Immer mehr setzt sich unter den Wissenschaftlern die Einsicht durch, dass Erbinformation, Stoffwechsel und Zellhülle nicht für sich allein zu lebenden Zellen führen konnten. Vielmehr sind vermutlich alle drei Bausteine parallel entstanden. Es erscheint zwar zunächst naheliegend, die Bestandteile des Lebens einzeln nacheinander zu erschaffen. Aber häufig funktionieren die sorgsam ausgetüftelten Reaktionen nicht. Sie kommen erst in Fahrt, wenn sich im Reaktionsgemisch genau die richtige Dosis an Hilfsstoffen und Nebenprodukten befindet. Es ist folglich wahrscheinlich, dass unterschiedlichste Moleküle mehr oder weniger gleichzeitig entstanden sind.

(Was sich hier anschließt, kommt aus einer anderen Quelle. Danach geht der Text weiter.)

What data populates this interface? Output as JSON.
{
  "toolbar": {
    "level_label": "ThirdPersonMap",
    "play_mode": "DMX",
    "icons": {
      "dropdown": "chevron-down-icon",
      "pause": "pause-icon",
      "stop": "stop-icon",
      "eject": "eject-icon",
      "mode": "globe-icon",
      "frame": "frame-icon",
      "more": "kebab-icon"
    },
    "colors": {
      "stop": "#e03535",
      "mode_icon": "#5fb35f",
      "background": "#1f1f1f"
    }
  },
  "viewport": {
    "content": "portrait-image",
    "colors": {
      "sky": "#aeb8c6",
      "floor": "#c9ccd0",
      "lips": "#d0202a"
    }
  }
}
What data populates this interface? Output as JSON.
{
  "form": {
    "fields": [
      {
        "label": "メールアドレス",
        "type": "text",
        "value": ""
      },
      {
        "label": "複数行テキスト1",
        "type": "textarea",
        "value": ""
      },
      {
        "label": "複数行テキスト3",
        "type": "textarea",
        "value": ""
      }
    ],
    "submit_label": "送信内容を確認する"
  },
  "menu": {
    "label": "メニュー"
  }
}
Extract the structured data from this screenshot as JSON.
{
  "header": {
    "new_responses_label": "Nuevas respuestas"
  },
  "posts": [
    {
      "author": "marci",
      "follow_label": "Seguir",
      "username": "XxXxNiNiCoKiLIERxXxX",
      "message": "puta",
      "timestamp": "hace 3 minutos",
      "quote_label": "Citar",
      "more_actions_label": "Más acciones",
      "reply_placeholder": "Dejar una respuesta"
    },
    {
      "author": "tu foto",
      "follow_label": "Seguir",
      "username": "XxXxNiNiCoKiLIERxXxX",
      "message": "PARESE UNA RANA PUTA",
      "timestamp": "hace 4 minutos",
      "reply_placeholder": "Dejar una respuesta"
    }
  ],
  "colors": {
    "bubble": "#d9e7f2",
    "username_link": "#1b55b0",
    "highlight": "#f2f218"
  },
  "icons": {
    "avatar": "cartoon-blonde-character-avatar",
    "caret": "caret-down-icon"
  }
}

Die Entstehung des Lebens ist folglich womöglich ungeordneter abgelaufen als in den Reagenzgläsern der Forscher. Diese Vorstellung gefällt auch Mutschler. „Ich bin zwar ein Anhänger der Hypothese, dass RNA am Anfang des Lebens eine zentrale Aufgabe als Informationsspeicher und Biokatalysator übernommen hat. Aber ich glaube auch, dass RNA niemals allein war und gleich zu Beginn Hilfe von anderen Biomolekülen erhalten hat.“ 

Für den Erfolg der Erforschung der Ursprünge des Lebens wird also künftig entscheidend sein, Chaos in den Reagenzgläsern zuzulassen – aber nur gerade so viel Unordnung wie für das Leben nötig.       

Auf den Punkt gebracht

  • Wissenschaftler wollen wissen, welche Bausteine unbedingt erforderlich sind, damit eine Zelle lebensfähig ist. Dazu versuchen sie, eine Zelle mit einer Minimalausstattung aus Proteinen, Membranmolekülen und DNA oder RNA nachzubauen.
  • Durch wiederholtes Einfrieren und Auftauen können Forscher im Labor 200 Bausteine für RNA-Moleküle zu längeren Strängen aneinanderfügen. Auf der Urerde könnten die ersten längeren RNA-Moleküle also in
  • heißen Quellen in kalter Umgebung entstanden sein.
  • Möglicherweise sind die wesentlichen Komponenten des Lebens – Erbinformation, Stoffwechsel und Zellhülle – nicht nacheinander, sondern mehr oder weniger gleichzeitig entstanden.

 

Glossar

Koazervate:
Zusammenlagerungen von Makromolekülen, die durch elektrostatische Kräfte zwischen entgegengesetzt geladenen Molekülen zusammengehalten werden. In den einen Tausendstel- bis einen Zehntelmillimeter großen, meist kugeligen Gebilden können chemische Reaktionen weitgehend geschützt vor äußeren Einflüssen ablaufen.

Ribozyme:
Neben Proteinen (Enzymen) können auch manche RNA-Moleküle biochemische Reaktionen beschleunigen. Solche Ribozyme be-zeichnen neben katalytisch wirksamen RNA-Molekülen auch Proteine, an die eine RNA mit katalytischen Eigenschaften gebunden ist. Als Kataly-satoren senken Ribozyme die Aktivierungsenergie chemischer Reaktionen und lassen diese dadurch um ein Vielfaches schneller ablaufen. Ribozyme sind Kandidaten für die ersten sich selbst kopierenden biologischen Makromoleküle auf der Erde, da sie als Informationsträger und -überträger sowie als Katalysatoren chemischer Reaktionen fungieren können.